Vandenberg confirms that Weeks reached out to show solidarity and his support for LGBT people at UNBC following the incident at UBC, but says nothing was determined about funding.

Wood says the Pride Centre “doesn’t necessarily qualify for funding through the traditional channels on campus [because] at one point the Pride Centre was a society but they aren’t now.”

Vandenberg says she was never told the group didn’t qualify. “He [Weeks] said there was no funding available. He didn’t say we were unable to request funding,” she says, surprised.

Vandenberg admits the Pride Centre dissolved its society status last semester when membership fees were proving too costly for the 25-member, strictly volunteer-run group. But there is a greater need for gay resources in northern BC, she says, including at UNBC.

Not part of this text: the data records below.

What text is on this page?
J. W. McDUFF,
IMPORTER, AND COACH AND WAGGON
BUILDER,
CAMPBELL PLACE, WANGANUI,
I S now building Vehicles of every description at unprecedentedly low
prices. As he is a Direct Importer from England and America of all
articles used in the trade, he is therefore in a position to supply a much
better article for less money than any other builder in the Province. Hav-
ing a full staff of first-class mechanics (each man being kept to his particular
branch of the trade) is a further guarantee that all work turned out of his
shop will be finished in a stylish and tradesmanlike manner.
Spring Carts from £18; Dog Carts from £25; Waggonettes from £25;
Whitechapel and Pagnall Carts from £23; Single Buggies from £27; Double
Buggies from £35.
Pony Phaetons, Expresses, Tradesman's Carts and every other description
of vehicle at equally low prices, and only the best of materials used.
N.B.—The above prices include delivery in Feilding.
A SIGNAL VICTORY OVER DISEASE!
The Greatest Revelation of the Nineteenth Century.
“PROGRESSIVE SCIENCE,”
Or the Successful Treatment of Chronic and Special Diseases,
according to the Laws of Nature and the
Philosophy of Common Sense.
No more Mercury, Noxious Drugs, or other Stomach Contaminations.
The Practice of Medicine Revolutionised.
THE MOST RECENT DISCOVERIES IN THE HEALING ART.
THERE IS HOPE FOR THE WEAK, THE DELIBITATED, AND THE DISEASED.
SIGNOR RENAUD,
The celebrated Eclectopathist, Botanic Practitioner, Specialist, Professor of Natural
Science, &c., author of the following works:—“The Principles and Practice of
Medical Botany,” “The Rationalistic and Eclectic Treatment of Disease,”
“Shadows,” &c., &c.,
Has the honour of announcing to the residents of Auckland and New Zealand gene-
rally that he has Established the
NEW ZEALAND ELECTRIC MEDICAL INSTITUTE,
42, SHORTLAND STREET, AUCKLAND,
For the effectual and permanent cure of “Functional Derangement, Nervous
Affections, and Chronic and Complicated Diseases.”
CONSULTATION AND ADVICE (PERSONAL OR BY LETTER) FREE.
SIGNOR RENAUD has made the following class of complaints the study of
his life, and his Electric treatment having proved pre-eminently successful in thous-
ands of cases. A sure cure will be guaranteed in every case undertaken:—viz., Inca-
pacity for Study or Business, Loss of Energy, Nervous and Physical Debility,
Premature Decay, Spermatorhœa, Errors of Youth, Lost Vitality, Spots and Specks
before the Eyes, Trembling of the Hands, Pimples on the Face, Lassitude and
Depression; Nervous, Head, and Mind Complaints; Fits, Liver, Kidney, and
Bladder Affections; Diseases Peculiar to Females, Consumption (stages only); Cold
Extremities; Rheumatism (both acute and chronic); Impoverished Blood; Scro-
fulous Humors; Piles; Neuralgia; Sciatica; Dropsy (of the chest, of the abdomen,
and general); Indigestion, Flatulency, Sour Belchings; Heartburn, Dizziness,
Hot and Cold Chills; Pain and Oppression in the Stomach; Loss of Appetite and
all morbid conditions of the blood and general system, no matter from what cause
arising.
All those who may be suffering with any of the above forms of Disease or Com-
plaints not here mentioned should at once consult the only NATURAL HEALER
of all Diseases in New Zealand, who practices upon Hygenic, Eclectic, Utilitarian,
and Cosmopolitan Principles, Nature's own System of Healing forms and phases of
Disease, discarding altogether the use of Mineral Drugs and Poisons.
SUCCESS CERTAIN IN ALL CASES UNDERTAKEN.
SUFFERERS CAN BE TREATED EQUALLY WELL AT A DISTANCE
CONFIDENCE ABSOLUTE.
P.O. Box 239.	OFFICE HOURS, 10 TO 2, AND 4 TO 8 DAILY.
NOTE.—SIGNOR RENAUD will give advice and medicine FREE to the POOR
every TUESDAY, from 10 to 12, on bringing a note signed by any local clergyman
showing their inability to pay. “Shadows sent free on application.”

She says many students don’t come out at the small, northern campus “due to high rates of homophobia and transphobia.”

“To have a safe, physical space that LGBTQ students can go to has been proven to decrease feelings of depression and isolation,” she says, “because it creates a social sphere of like-minded individuals who are feeling that same trauma and turmoil and who have the same life experiences.”

Other than one night club in town, a gay-straight alliance youth club and the annual Pride parade, there aren’t a lot of resources for gay people in Prince George, she says.

 

The Pride Centre is the “only consistent space” for gay university students in the area, she says.

Vandenberg wants to prove to the university’s administrators that the UNBC Pride Centre and its members are worth supporting.

UNBC’s student society agrees. “Everyone on our board agreed that the Pride Centre is a positive and vital resource for the school and the community in general,” says Arctica Cunningham, the academic representative on the Northern Undergrad Student Society.

Cunningham says creating a staff position at the Pride Centre will contribute to its stability and longevity. She says the student society has agreed to help the Pride Centre write an official funding proposal.

“We just really want to make sure that resources are available for a long time to come,” she says.

Wood says the university plans to look at “other funding options” for the Pride Centre.

A meeting between the Pride Centre and the university is now scheduled for Thursday, March 10, 2016.